Альбино вспомнил, как после обнаружения трупа заметил у ворота Монтинеро и Квирини, беседовавших о русалках, и мысленно ахнул: у этих людей не было нервов.

— Господи, они стояли там час спустя и говорили так спокойно и равнодушно… Но зачем они вышли туда?

— Монтинеро беспокоился, не перекосили ли они ворот, выпрямляя его. Они убедились, что нет.

— И прокурор после кокетничал с девицей!

— Поймите, он делал своё обычное дело, — пояснил Фантони, — дело законника: избавлял мир от убийц и насильников. Монтинеро считает, что действовал по закону на основании решения суда, а пока он так считает, его невозможно ни лишить аппетита, ни смутить пустяками, ни тем более, выбить из колеи.

— А Квирини?

— А его преосвященство даст сто очков вперед Монтинеро, оба они люди чистой души, но подлинно дьявольского ума.

Альбино кивнул, соглашаясь.

— Да, они сильны, но это все равно люди распада. Дьявольский ум — может ли не отравить душу?

— Люди устали ждать Бога, — вздохнул Франческо, — и мир начал распадаться. В нём ещё есть агнцы, подобные тебе, но их все меньше. Остальные делятся на волков и сторожевых псов Пастыря. Монтинеро и Квирини — псы Господни. Овцами их не сделаешь, — усмехнулся Фантони, — зубы не те, чтоб травой питаться. А волками… Монтинеро удержит честь, Квирини — Бог.

Альбино долго молчал, Франческо тоже.

— Сейчас, когда я вспоминаю Квирини… — задумчиво обронил наконец Альбино, — если бы у меня не было бы личных счетов к людям Марескотти и к нему самому, я мог бы понять… заметить… Епископ подлинно юродствовал, но почему этого не замечали те же Петруччи и Венафро?

— Не надо валить их в одну кучу, — покачал головой Франческо, — Петруччи — потому что власть ослепляет, а Венафро… Антонио все прекрасно понимает, но он не может, да и не хочет обнаруживать это понимание. Он и сам во многом юродивый. Неужели ты полагаешь, что он действительно восхищается стихами Блевони? Просто положение второго лица в Сиене требует жертв — и он их приносит. Венафро, как и Квирини, прекрасно понимает истину, однако соглашается служить лжи. Разница в том, что он лжёт ради лжи, а Квирини — ради Истины. Мне иногда кажется, что Венафро… хотел бы быть Квирини, да накладно…

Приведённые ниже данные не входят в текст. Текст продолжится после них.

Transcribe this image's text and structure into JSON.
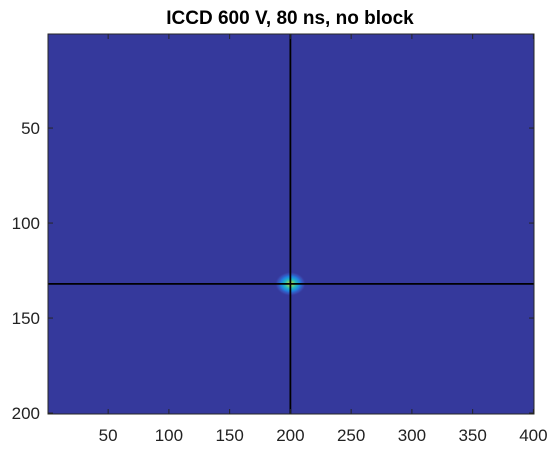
{
  "chart_data": {
    "type": "heatmap",
    "title": "ICCD 600 V, 80 ns, no block",
    "xlim": [
      1,
      400
    ],
    "ylim": [
      1,
      200
    ],
    "y_reversed": true,
    "x_ticks": [
      "50",
      "100",
      "150",
      "200",
      "250",
      "300",
      "350",
      "400"
    ],
    "y_ticks": [
      "50",
      "100",
      "150",
      "200"
    ],
    "colormap": "parula",
    "background_color": "#35399c",
    "peak": {
      "x": 200,
      "y": 132,
      "spread_x": 4,
      "spread_y": 4
    },
    "crosshair": {
      "x": 200,
      "y": 132,
      "color": "#000000"
    },
    "grid": false,
    "legend": "none"
  }
}
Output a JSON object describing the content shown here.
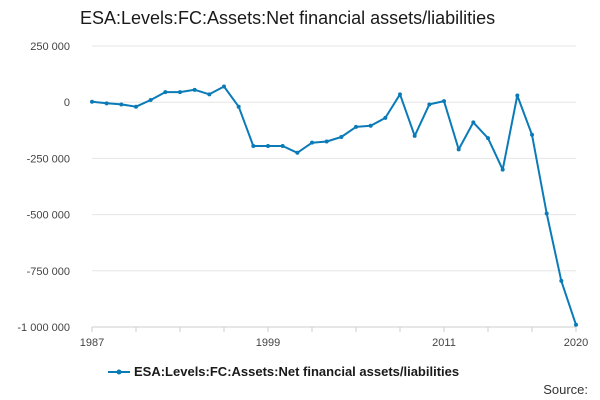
{
  "chart_data": {
    "type": "line",
    "title": "ESA:Levels:FC:Assets:Net financial assets/liabilities",
    "xlabel": "",
    "ylabel": "",
    "source_label": "Source:",
    "xlim": [
      1987,
      2020
    ],
    "ylim": [
      -1000000,
      250000
    ],
    "grid": true,
    "legend_position": "bottom",
    "x_ticks": [
      1987,
      1999,
      2011,
      2020
    ],
    "x_tick_labels": [
      "1987",
      "1999",
      "2011",
      "2020"
    ],
    "y_ticks": [
      250000,
      0,
      -250000,
      -500000,
      -750000,
      -1000000
    ],
    "y_tick_labels": [
      "250 000",
      "0",
      "-250 000",
      "-500 000",
      "-750 000",
      "-1 000 000"
    ],
    "series": [
      {
        "name": "ESA:Levels:FC:Assets:Net financial assets/liabilities",
        "color": "#0b7bb8",
        "x": [
          1987,
          1988,
          1989,
          1990,
          1991,
          1992,
          1993,
          1994,
          1995,
          1996,
          1997,
          1998,
          1999,
          2000,
          2001,
          2002,
          2003,
          2004,
          2005,
          2006,
          2007,
          2008,
          2009,
          2010,
          2011,
          2012,
          2013,
          2014,
          2015,
          2016,
          2017,
          2018,
          2019,
          2020
        ],
        "values": [
          2000,
          -5000,
          -10000,
          -20000,
          10000,
          45000,
          45000,
          55000,
          35000,
          70000,
          -20000,
          -195000,
          -195000,
          -195000,
          -225000,
          -180000,
          -175000,
          -155000,
          -110000,
          -105000,
          -70000,
          35000,
          -150000,
          -10000,
          5000,
          -210000,
          -90000,
          -160000,
          -300000,
          30000,
          -145000,
          -495000,
          -795000,
          -990000
        ]
      }
    ]
  }
}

Альбино несколько минут смотрел на колеблющееся пламя свечи, думал, вспоминал.

— Но постой, — всколыхнулся он, — а Карло Донати? Как вы это сделали? Квирини не выходил из-за стола, Тонди — тоже, неужели… Лоренцо…

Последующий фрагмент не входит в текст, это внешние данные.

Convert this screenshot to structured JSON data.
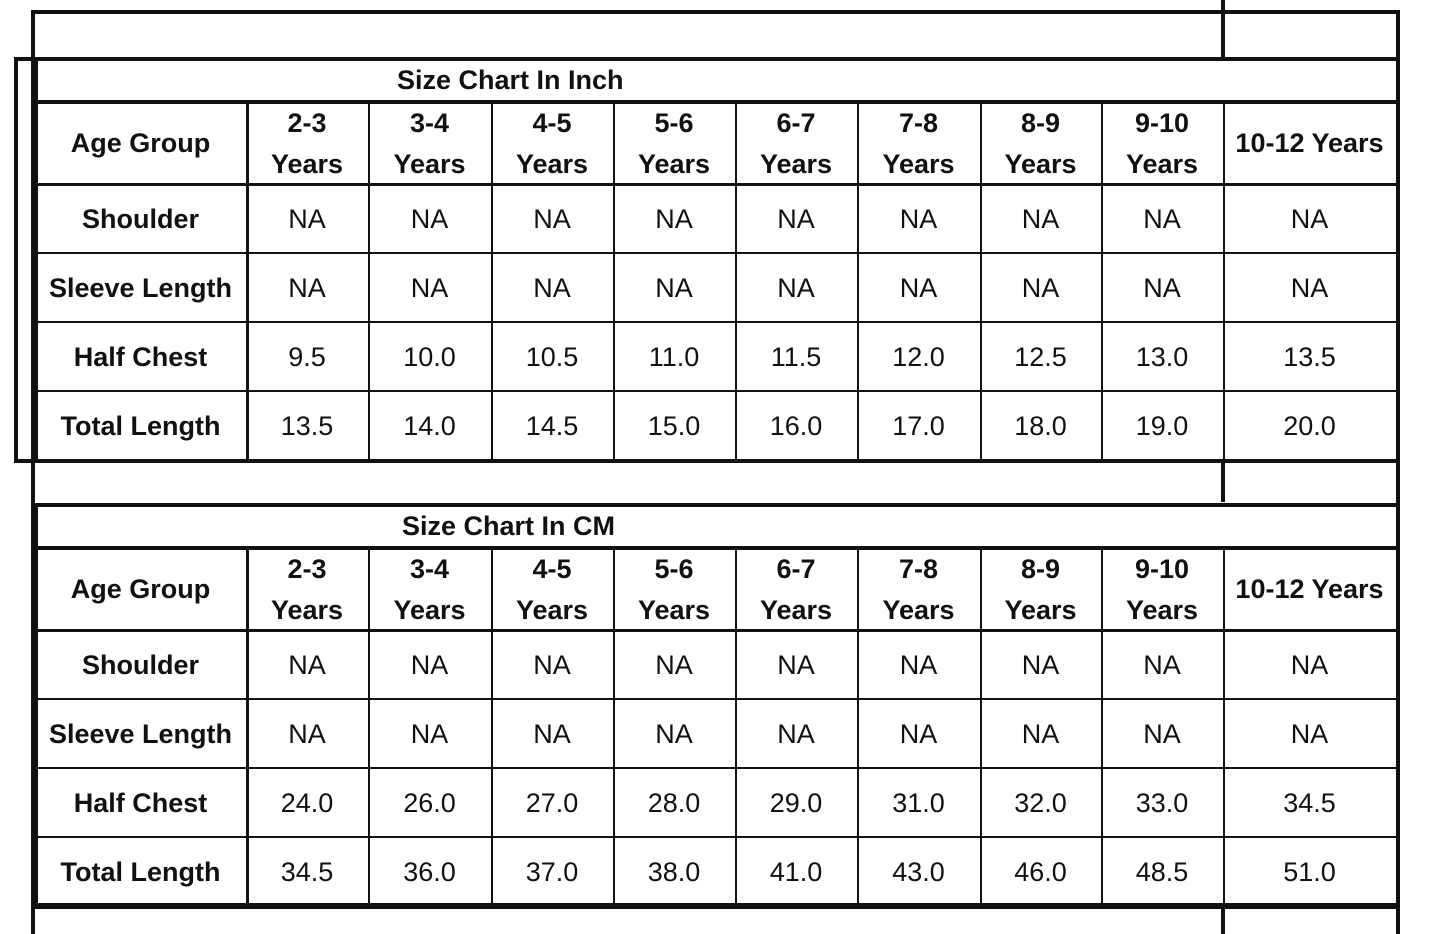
{
  "tables": [
    {
      "title": "Size Chart In Inch",
      "header_label": "Age Group",
      "columns": [
        "2-3\nYears",
        "3-4\nYears",
        "4-5\nYears",
        "5-6\nYears",
        "6-7\nYears",
        "7-8\nYears",
        "8-9\nYears",
        "9-10\nYears",
        "10-12 Years"
      ],
      "rows": [
        {
          "label": "Shoulder",
          "values": [
            "NA",
            "NA",
            "NA",
            "NA",
            "NA",
            "NA",
            "NA",
            "NA",
            "NA"
          ]
        },
        {
          "label": "Sleeve Length",
          "values": [
            "NA",
            "NA",
            "NA",
            "NA",
            "NA",
            "NA",
            "NA",
            "NA",
            "NA"
          ]
        },
        {
          "label": "Half Chest",
          "values": [
            "9.5",
            "10.0",
            "10.5",
            "11.0",
            "11.5",
            "12.0",
            "12.5",
            "13.0",
            "13.5"
          ]
        },
        {
          "label": "Total Length",
          "values": [
            "13.5",
            "14.0",
            "14.5",
            "15.0",
            "16.0",
            "17.0",
            "18.0",
            "19.0",
            "20.0"
          ]
        }
      ]
    },
    {
      "title": "Size Chart In CM",
      "header_label": "Age Group",
      "columns": [
        "2-3\nYears",
        "3-4\nYears",
        "4-5\nYears",
        "5-6\nYears",
        "6-7\nYears",
        "7-8\nYears",
        "8-9\nYears",
        "9-10\nYears",
        "10-12 Years"
      ],
      "rows": [
        {
          "label": "Shoulder",
          "values": [
            "NA",
            "NA",
            "NA",
            "NA",
            "NA",
            "NA",
            "NA",
            "NA",
            "NA"
          ]
        },
        {
          "label": "Sleeve Length",
          "values": [
            "NA",
            "NA",
            "NA",
            "NA",
            "NA",
            "NA",
            "NA",
            "NA",
            "NA"
          ]
        },
        {
          "label": "Half Chest",
          "values": [
            "24.0",
            "26.0",
            "27.0",
            "28.0",
            "29.0",
            "31.0",
            "32.0",
            "33.0",
            "34.5"
          ]
        },
        {
          "label": "Total Length",
          "values": [
            "34.5",
            "36.0",
            "37.0",
            "38.0",
            "41.0",
            "43.0",
            "46.0",
            "48.5",
            "51.0"
          ]
        }
      ]
    }
  ]
}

— Это сделал я, — с мрачным спокойствием ответил Франческо, — ведь именно Донати наглядел Джиневру в церкви для Марескотти. Этого бугая я хотел заклать собственноручно.

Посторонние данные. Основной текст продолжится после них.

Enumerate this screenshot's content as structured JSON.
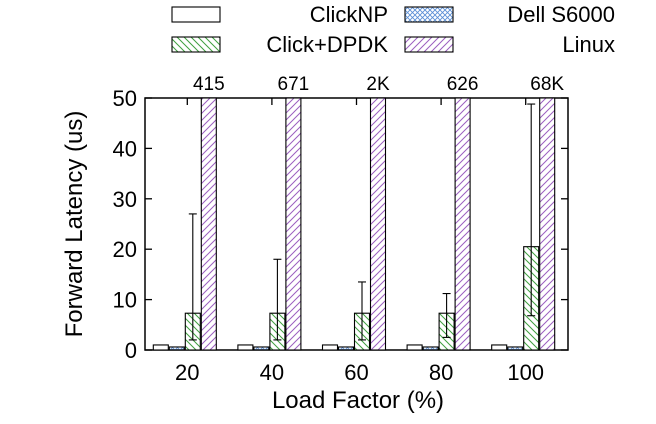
{
  "chart_data": {
    "type": "bar",
    "xlabel": "Load Factor (%)",
    "ylabel": "Forward Latency (us)",
    "ylim": [
      0,
      50
    ],
    "yticks": [
      0,
      10,
      20,
      30,
      40,
      50
    ],
    "categories": [
      "20",
      "40",
      "60",
      "80",
      "100"
    ],
    "legend_position": "top",
    "grid": false,
    "series": [
      {
        "name": "ClickNP",
        "values": [
          1,
          1,
          1,
          1,
          1
        ],
        "pattern": "plain",
        "color": "#ffffff"
      },
      {
        "name": "Dell S6000",
        "values": [
          0.6,
          0.6,
          0.6,
          0.6,
          0.6
        ],
        "pattern": "crosshatch",
        "color": "#5b8fd6"
      },
      {
        "name": "Click+DPDK",
        "values": [
          7.3,
          7.3,
          7.3,
          7.3,
          20.5
        ],
        "error_low": [
          2,
          2,
          2,
          2.5,
          6.8
        ],
        "error_high": [
          27,
          18,
          13.5,
          11.2,
          48.8
        ],
        "pattern": "diagonal-down",
        "color": "#3fa03f"
      },
      {
        "name": "Linux",
        "values": [
          415,
          671,
          2000,
          626,
          68000
        ],
        "overflow_labels": [
          "415",
          "671",
          "2K",
          "626",
          "68K"
        ],
        "pattern": "diagonal-up",
        "color": "#9b5fc0"
      }
    ]
  }
}
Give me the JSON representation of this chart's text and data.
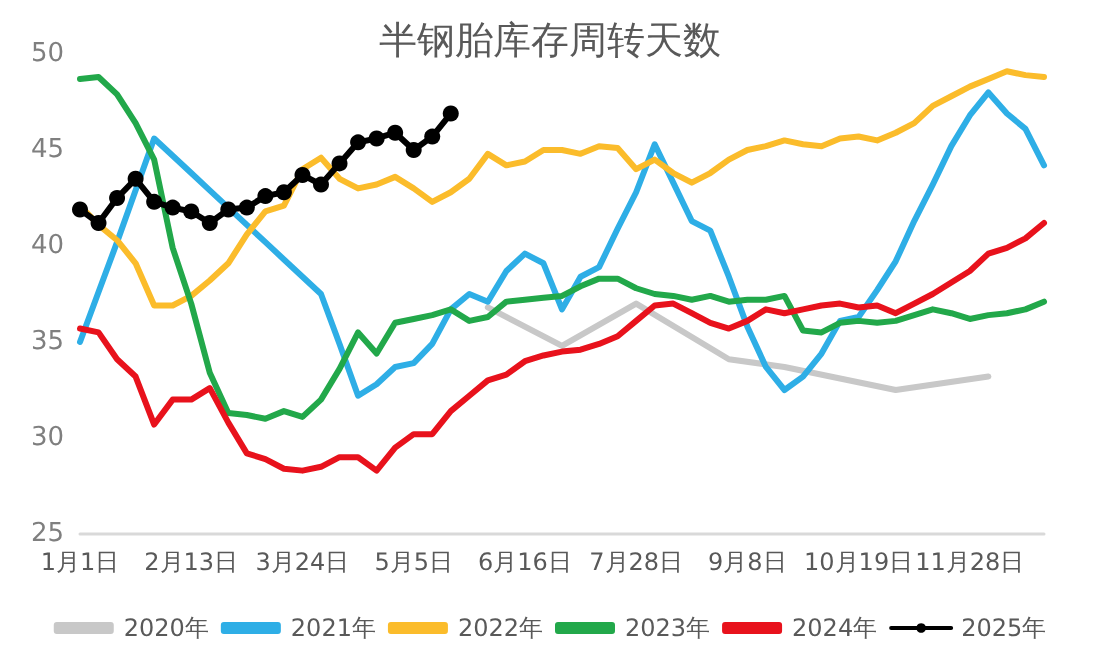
{
  "chart_data": {
    "type": "line",
    "title": "半钢胎库存周转天数",
    "categories": [
      "1月1日",
      null,
      null,
      null,
      null,
      null,
      "2月13日",
      null,
      null,
      null,
      null,
      null,
      "3月24日",
      null,
      null,
      null,
      null,
      null,
      "5月5日",
      null,
      null,
      null,
      null,
      null,
      "6月16日",
      null,
      null,
      null,
      null,
      null,
      "7月28日",
      null,
      null,
      null,
      null,
      null,
      "9月8日",
      null,
      null,
      null,
      null,
      null,
      "10月19日",
      null,
      null,
      null,
      null,
      null,
      "11月28日",
      null,
      null,
      null,
      null
    ],
    "ylim": [
      25,
      50
    ],
    "yticks": [
      25,
      30,
      35,
      40,
      45,
      50
    ],
    "grid": false,
    "legend": "bottom",
    "line_style": "solid",
    "series": [
      {
        "name": "2020年",
        "color": "#c8c8c8",
        "marker": "none",
        "values": [
          null,
          null,
          null,
          null,
          null,
          null,
          null,
          null,
          null,
          null,
          null,
          null,
          null,
          null,
          null,
          null,
          null,
          null,
          null,
          null,
          null,
          null,
          36.8,
          null,
          null,
          null,
          34.8,
          null,
          null,
          null,
          37.0,
          null,
          null,
          null,
          null,
          34.1,
          null,
          null,
          33.7,
          null,
          null,
          null,
          null,
          null,
          32.5,
          null,
          null,
          null,
          null,
          33.2,
          null,
          null,
          null
        ]
      },
      {
        "name": "2021年",
        "color": "#2eaee6",
        "marker": "none",
        "values": [
          35.0,
          37.6,
          40.2,
          42.9,
          45.6,
          44.7,
          43.8,
          42.9,
          42.0,
          41.1,
          40.2,
          39.3,
          38.4,
          37.5,
          34.9,
          32.2,
          32.8,
          33.7,
          33.9,
          34.9,
          36.7,
          37.5,
          37.1,
          38.7,
          39.6,
          39.1,
          36.7,
          38.4,
          38.9,
          40.9,
          42.8,
          45.3,
          43.3,
          41.3,
          40.8,
          38.4,
          35.8,
          33.7,
          32.5,
          33.2,
          34.4,
          36.1,
          36.3,
          37.7,
          39.2,
          41.3,
          43.2,
          45.2,
          46.8,
          48.0,
          46.9,
          46.1,
          44.2
        ]
      },
      {
        "name": "2022年",
        "color": "#fbbc2b",
        "marker": "none",
        "values": [
          42.1,
          41.1,
          40.3,
          39.1,
          36.9,
          36.9,
          37.4,
          38.2,
          39.1,
          40.6,
          41.8,
          42.1,
          44.0,
          44.6,
          43.5,
          43.0,
          43.2,
          43.6,
          43.0,
          42.3,
          42.8,
          43.5,
          44.8,
          44.2,
          44.4,
          45.0,
          45.0,
          44.8,
          45.2,
          45.1,
          44.0,
          44.5,
          43.8,
          43.3,
          43.8,
          44.5,
          45.0,
          45.2,
          45.5,
          45.3,
          45.2,
          45.6,
          45.7,
          45.5,
          45.9,
          46.4,
          47.3,
          47.8,
          48.3,
          48.7,
          49.1,
          48.9,
          48.8
        ]
      },
      {
        "name": "2023年",
        "color": "#22a84a",
        "marker": "none",
        "values": [
          48.7,
          48.8,
          47.9,
          46.4,
          44.5,
          39.9,
          37.0,
          33.4,
          31.3,
          31.2,
          31.0,
          31.4,
          31.1,
          32.0,
          33.6,
          35.5,
          34.4,
          36.0,
          36.2,
          36.4,
          36.7,
          36.1,
          36.3,
          37.1,
          37.2,
          37.3,
          37.4,
          37.9,
          38.3,
          38.3,
          37.8,
          37.5,
          37.4,
          37.2,
          37.4,
          37.1,
          37.2,
          37.2,
          37.4,
          35.6,
          35.5,
          36.0,
          36.1,
          36.0,
          36.1,
          36.4,
          36.7,
          36.5,
          36.2,
          36.4,
          36.5,
          36.7,
          37.1
        ]
      },
      {
        "name": "2024年",
        "color": "#e8121c",
        "marker": "none",
        "values": [
          35.7,
          35.5,
          34.1,
          33.2,
          30.7,
          32.0,
          32.0,
          32.6,
          30.8,
          29.2,
          28.9,
          28.4,
          28.3,
          28.5,
          29.0,
          29.0,
          28.3,
          29.5,
          30.2,
          30.2,
          31.4,
          32.2,
          33.0,
          33.3,
          34.0,
          34.3,
          34.5,
          34.6,
          34.9,
          35.3,
          36.1,
          36.9,
          37.0,
          36.5,
          36.0,
          35.7,
          36.1,
          36.7,
          36.5,
          36.7,
          36.9,
          37.0,
          36.8,
          36.9,
          36.5,
          37.0,
          37.5,
          38.1,
          38.7,
          39.6,
          39.9,
          40.4,
          41.2
        ]
      },
      {
        "name": "2025年",
        "color": "#000000",
        "marker": "circle",
        "values": [
          41.9,
          41.2,
          42.5,
          43.5,
          42.3,
          42.0,
          41.8,
          41.2,
          41.9,
          42.0,
          42.6,
          42.8,
          43.7,
          43.2,
          44.3,
          45.4,
          45.6,
          45.9,
          45.0,
          45.7,
          46.9,
          null,
          null,
          null,
          null,
          null,
          null,
          null,
          null,
          null,
          null,
          null,
          null,
          null,
          null,
          null,
          null,
          null,
          null,
          null,
          null,
          null,
          null,
          null,
          null,
          null,
          null,
          null,
          null,
          null,
          null,
          null,
          null
        ]
      }
    ]
  }
}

— Но как ты это сделал? Ты же танцевал, пел, мелькал везде…

— Вот именно. Просто я счёл, что процедура оглашения приговора преступникам стала обременительной. Я окунул кончик рапиры в новый яд, ибо тот, что я сделал раньше, за неделю засох в склянке, и вывел танцующих во двор, ожидая, что и они к нам присоединятся. Как назло пошёл дождь, пришлось снова вернуться в зал, чертова Лаура не давала мне проходу, вешаясь на шею и мешая, и тут он поднялся… Сердце мое взволновалось, я снова повел девицу во двор, крича, что дождь освежит нас, мы кружились по двору, и он прошёл мимо… У самой уборной я, хохоча, вынул рапиру и ткнул его в плечо её концом, напоминая, что он собирался вызвать меня на дуэль, и, если что, я готов сразиться с ним прямо сейчас… Решимость моя и злость на сей раз стоили силы Монтинеро. Донати обжёг меня злым взглядом, но танцы на свадьбах — неподходящее место для дуэлей, к тому же, нужда его была острой. На мое счастье, он раскрыл дверь нужника и успел закрыть щеколду. Сколько он прожил — не знаю: на сей раз я добавил в змеиный яд морозник и наперстянку, — то, что было под рукой.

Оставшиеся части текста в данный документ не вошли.